Carl Hilmar Guenther left Germany for America when he was 22. The year was 1846. He left without telling his parents he was going for fear they’d try to stop him. Young Guenther sailed for America because he thought his future was limited in Germany. He wrote that he “felt hemmed in,” that there was little freedom, and nothing was happening. America, with its promise of infinite opportunities, called to him. “If I cannot see the world in my youth,” he told his parents, “then life won’t mean much to me.”
Upon his arrival in New York, he worked briefly as a laborer and then went to Wisconsin, where he worked in farming and sawmills. The game-changer came when he was able to buy a set of carpenter’s tools for $30. With those tools, he was no longer a laborer. He owned a business.
Guenther then headed south to Mississippi, where he built houses and barns and cabinets, but he didn’t much care for the plantation society he found there. After about four years in the U.S., he thought he might go back to Germany, but first, he wanted to see the place he’d heard so much about: Texas.

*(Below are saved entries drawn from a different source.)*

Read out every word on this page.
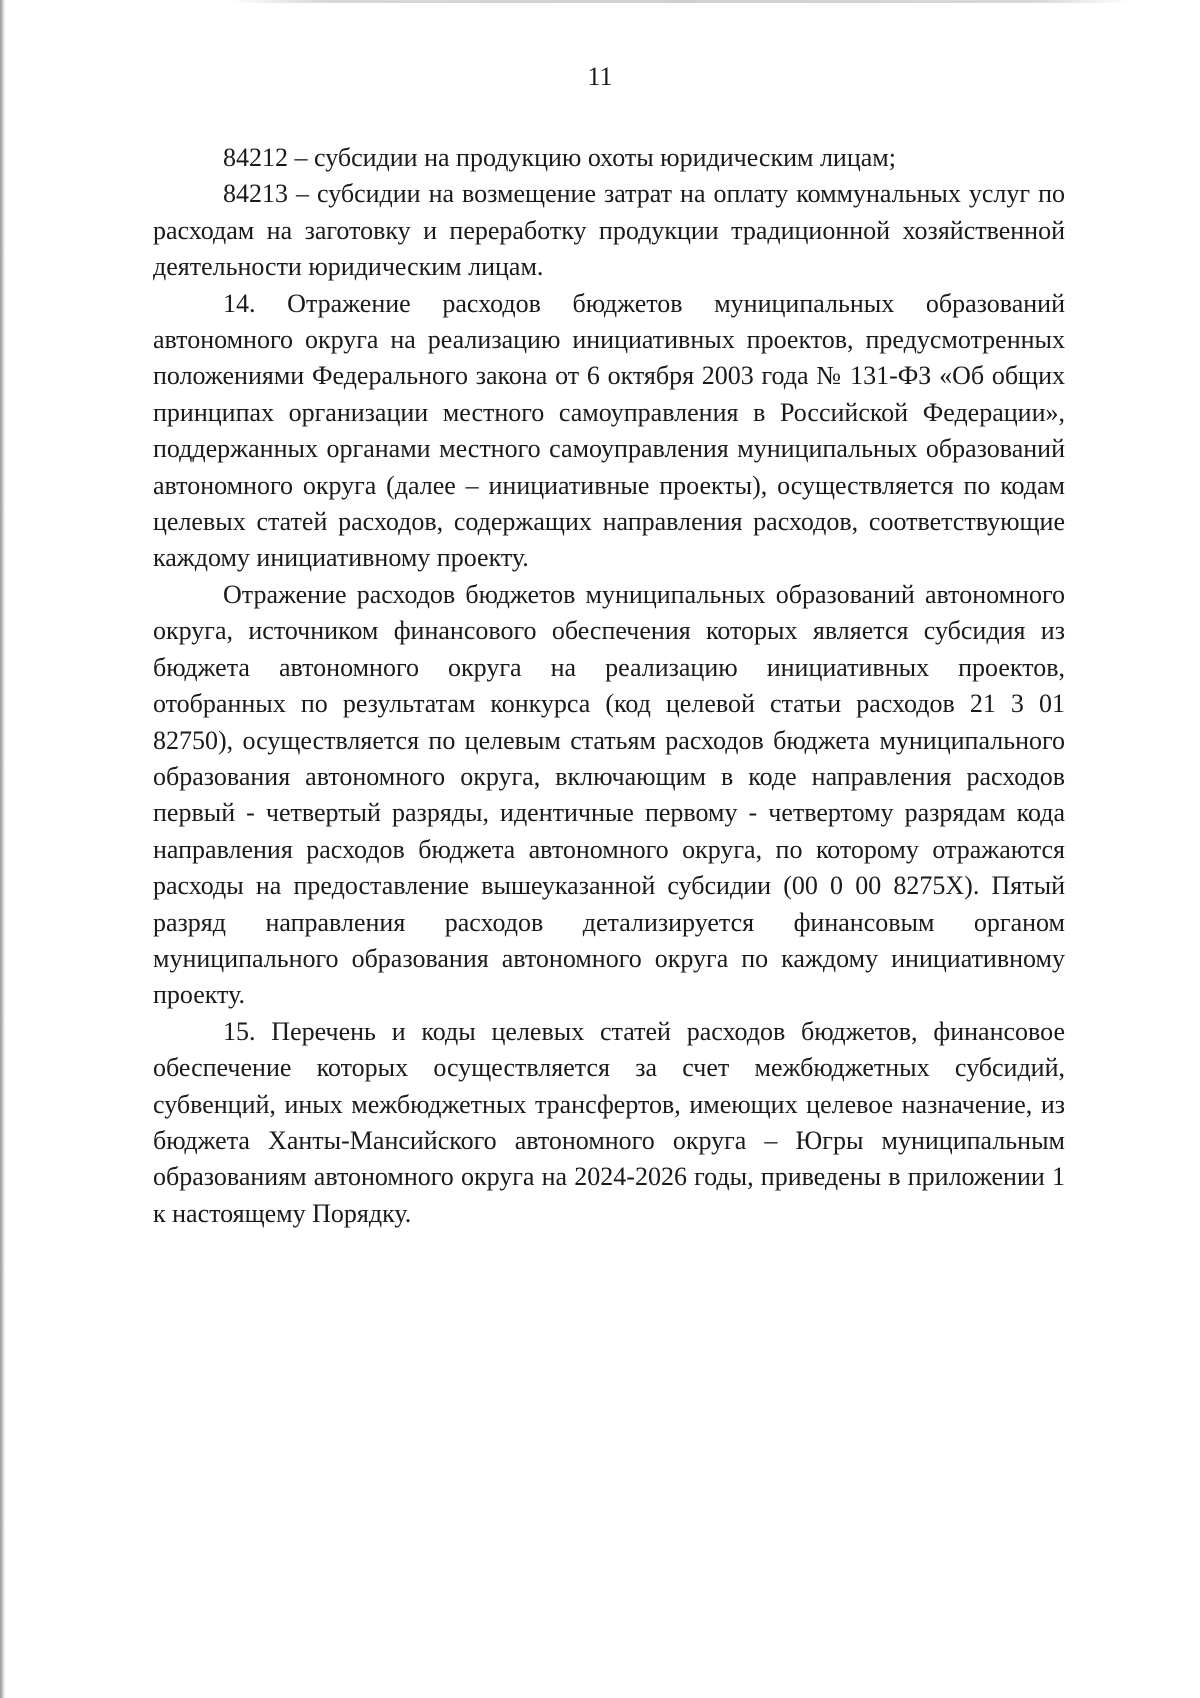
11

84212 – субсидии на продукцию охоты юридическим лицам;

84213 – субсидии на возмещение затрат на оплату коммунальных услуг по расходам на заготовку и переработку продукции традиционной хозяйственной деятельности юридическим лицам.

14. Отражение расходов бюджетов муниципальных образований автономного округа на реализацию инициативных проектов, предусмотренных положениями Федерального закона от 6 октября 2003 года № 131-ФЗ «Об общих принципах организации местного самоуправления в Российской Федерации», поддержанных органами местного самоуправления муниципальных образований автономного округа (далее – инициативные проекты), осуществляется по кодам целевых статей расходов, содержащих направления расходов, соответствующие каждому инициативному проекту.

Отражение расходов бюджетов муниципальных образований автономного округа, источником финансового обеспечения которых является субсидия из бюджета автономного округа на реализацию инициативных проектов, отобранных по результатам конкурса (код целевой статьи расходов 21 3 01 82750), осуществляется по целевым статьям расходов бюджета муниципального образования автономного округа, включающим в коде направления расходов первый - четвертый разряды, идентичные первому - четвертому разрядам кода направления расходов бюджета автономного округа, по которому отражаются расходы на предоставление вышеуказанной субсидии (00 0 00 8275Х). Пятый разряд направления расходов детализируется финансовым органом муниципального образования автономного округа по каждому инициативному проекту.

15. Перечень и коды целевых статей расходов бюджетов, финансовое обеспечение которых осуществляется за счет межбюджетных субсидий, субвенций, иных межбюджетных трансфертов, имеющих целевое назначение, из бюджета Ханты-Мансийского автономного округа – Югры муниципальным образованиям автономного округа на 2024-2026 годы, приведены в приложении 1 к настоящему Порядку.
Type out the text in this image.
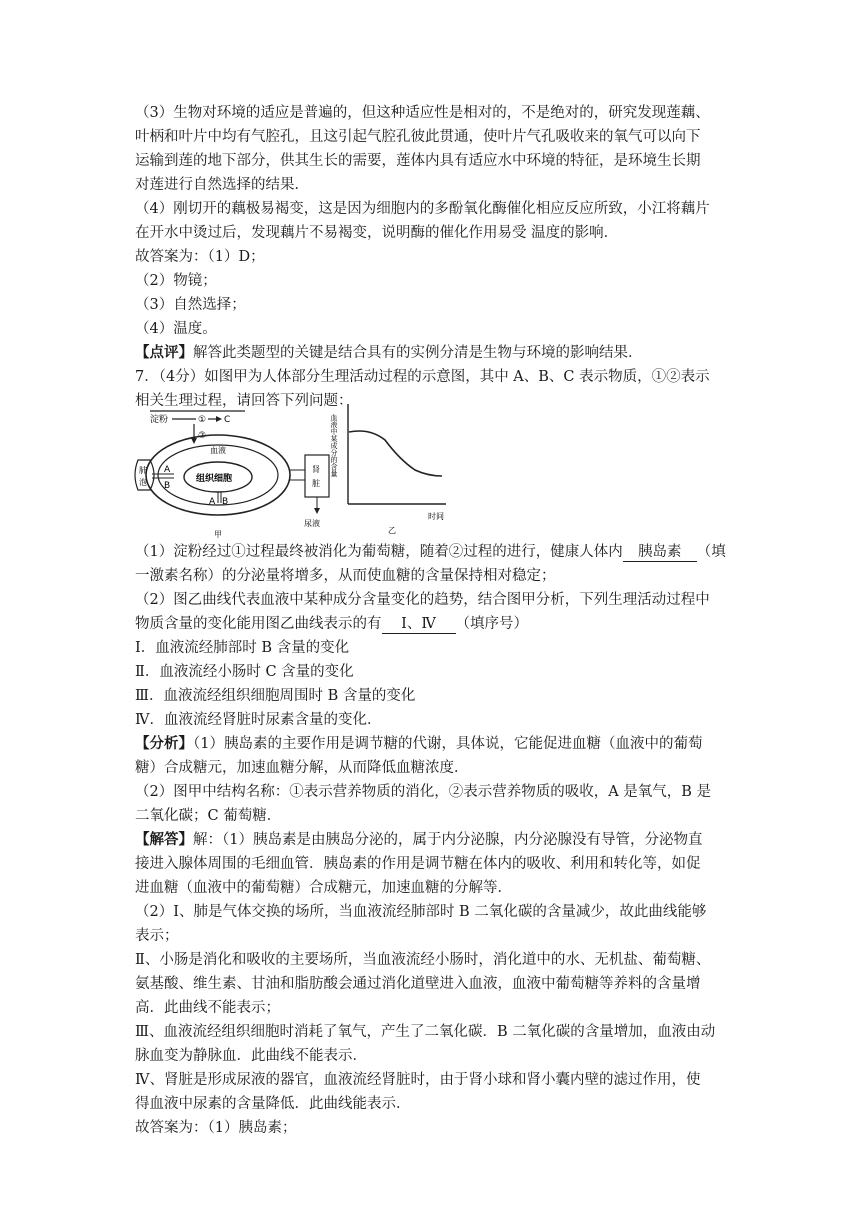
（3）生物对环境的适应是普遍的，但这种适应性是相对的，不是绝对的，研究发现莲藕、
叶柄和叶片中均有气腔孔，且这引起气腔孔彼此贯通，使叶片气孔吸收来的氧气可以向下
运输到莲的地下部分，供其生长的需要，莲体内具有适应水中环境的特征，是环境生长期
对莲进行自然选择的结果．
（4）刚切开的藕极易褐变，这是因为细胞内的多酚氧化酶催化相应反应所致，小江将藕片
在开水中烫过后，发现藕片不易褐变，说明酶的催化作用易受 温度的影响．
故答案为：（1）D；
（2）物镜；
（3）自然选择；
（4）温度。
【点评】解答此类题型的关键是结合具有的实例分清是生物与环境的影响结果．
7．（4分）如图甲为人体部分生理活动过程的示意图，其中 A、B、C 表示物质，①②表示
相关生理过程，请回答下列问题：
淀粉	① C
②
血液
组织细胞
A B
肺
泡
A
B
肾
脏
尿液
甲
血液中某成分的含量
时间
乙
（1）淀粉经过①过程最终被消化为葡萄糖，随着②过程的进行，健康人体内 胰岛素 （填
一激素名称）的分泌量将增多，从而使血糖的含量保持相对稳定；
（2）图乙曲线代表血液中某种成分含量变化的趋势，结合图甲分析，下列生理活动过程中
物质含量的变化能用图乙曲线表示的有 Ⅰ、Ⅳ （填序号）
Ⅰ．血液流经肺部时 B 含量的变化
Ⅱ．血液流经小肠时 C 含量的变化
Ⅲ．血液流经组织细胞周围时 B 含量的变化
Ⅳ．血液流经肾脏时尿素含量的变化．
【分析】（1）胰岛素的主要作用是调节糖的代谢，具体说，它能促进血糖（血液中的葡萄
糖）合成糖元，加速血糖分解，从而降低血糖浓度．
（2）图甲中结构名称：①表示营养物质的消化，②表示营养物质的吸收，A 是氧气，B 是
二氧化碳；C 葡萄糖．
【解答】解：（1）胰岛素是由胰岛分泌的，属于内分泌腺，内分泌腺没有导管，分泌物直
接进入腺体周围的毛细血管．胰岛素的作用是调节糖在体内的吸收、利用和转化等，如促
进血糖（血液中的葡萄糖）合成糖元，加速血糖的分解等．
（2）Ⅰ、肺是气体交换的场所，当血液流经肺部时 B 二氧化碳的含量减少，故此曲线能够
表示；
Ⅱ、小肠是消化和吸收的主要场所，当血液流经小肠时，消化道中的水、无机盐、葡萄糖、
氨基酸、维生素、甘油和脂肪酸会通过消化道壁进入血液，血液中葡萄糖等养料的含量增
高．此曲线不能表示；
Ⅲ、血液流经组织细胞时消耗了氧气，产生了二氧化碳．B 二氧化碳的含量增加，血液由动
脉血变为静脉血．此曲线不能表示．
Ⅳ、肾脏是形成尿液的器官，血液流经肾脏时，由于肾小球和肾小囊内壁的滤过作用，使
得血液中尿素的含量降低．此曲线能表示．
故答案为：（1）胰岛素；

In San Antonio, he learned about the German community of Fredericksburg and went there to discover they needed a mill to process the local grain into flour. He had learned the milling trade from his father back in Germany, so he set about building a mill on Live Oak Creek. After borrowing money from his father to buy 150 acres of land, Guenther hired local men on promissory notes guaranteeing future payment for their helping him build a dam, a water wheel, and a mill. Guenther was so honest and reliable that his notes were used as a trustworthy currency in the area.
He married, had children, and because of the success of his mill, they quickly became one of the wealthiest families in Fredericksburg. After a flood destroyed his dam and damaged his mill, he rebuilt it and thought he should build another one in San Antonio, because the city would soon have a population of 10,000 people. It was 1859, and the little city was already a bustling, promising market. Also, the San Antonio River was a more reliable water source.
With the help of Alsatian immigrants from nearby Castroville, Guenther built his new mill. He paid for their labor, in part, with flour futures – the guarantee of future product they’d need. Guenther wrote to his mother that San Antonio was about one-third Mexican, one-third German, and one-third Anglo. His son, he noted, spoke Spanish, English, and German, sometimes all in the same sentence.
The mill Guenther built-in 1859 is still there in the same spot, much updated, of course. It is now a giant international corporation: Pioneer Flour Mills, doing business as C. H. Gunther & Son, is one of the oldest continuously operating businesses in Texas. You can go there today and tour Pioneer Mills and the original Guenther House, now an exquisite museum and restaurant.
In 1859, the only mechanical element was the water wheel turning the millstones.
Today, the plant is computerized and has robots working collaboratively with people to make flour and flour-based products, like fine gravies, for restaurants and bakeries. Pioneer makes pancake mix for Whataburger, and the Whataburger pancake mix is sold at H-E-B, alongside their own Pioneer pancake mix and Pioneer flour. You may also be familiar with the White Wings (La Paloma) tortilla mix. That’s also made by Pioneer Flour. A subsidiary provides the McGriddle buns to McDonald’s. If you’re from Texas, you’ve certainly tasted their products. Their reach is impressive. A European subsidiary even sells its bread in Germany, where Guenther came from several generations ago.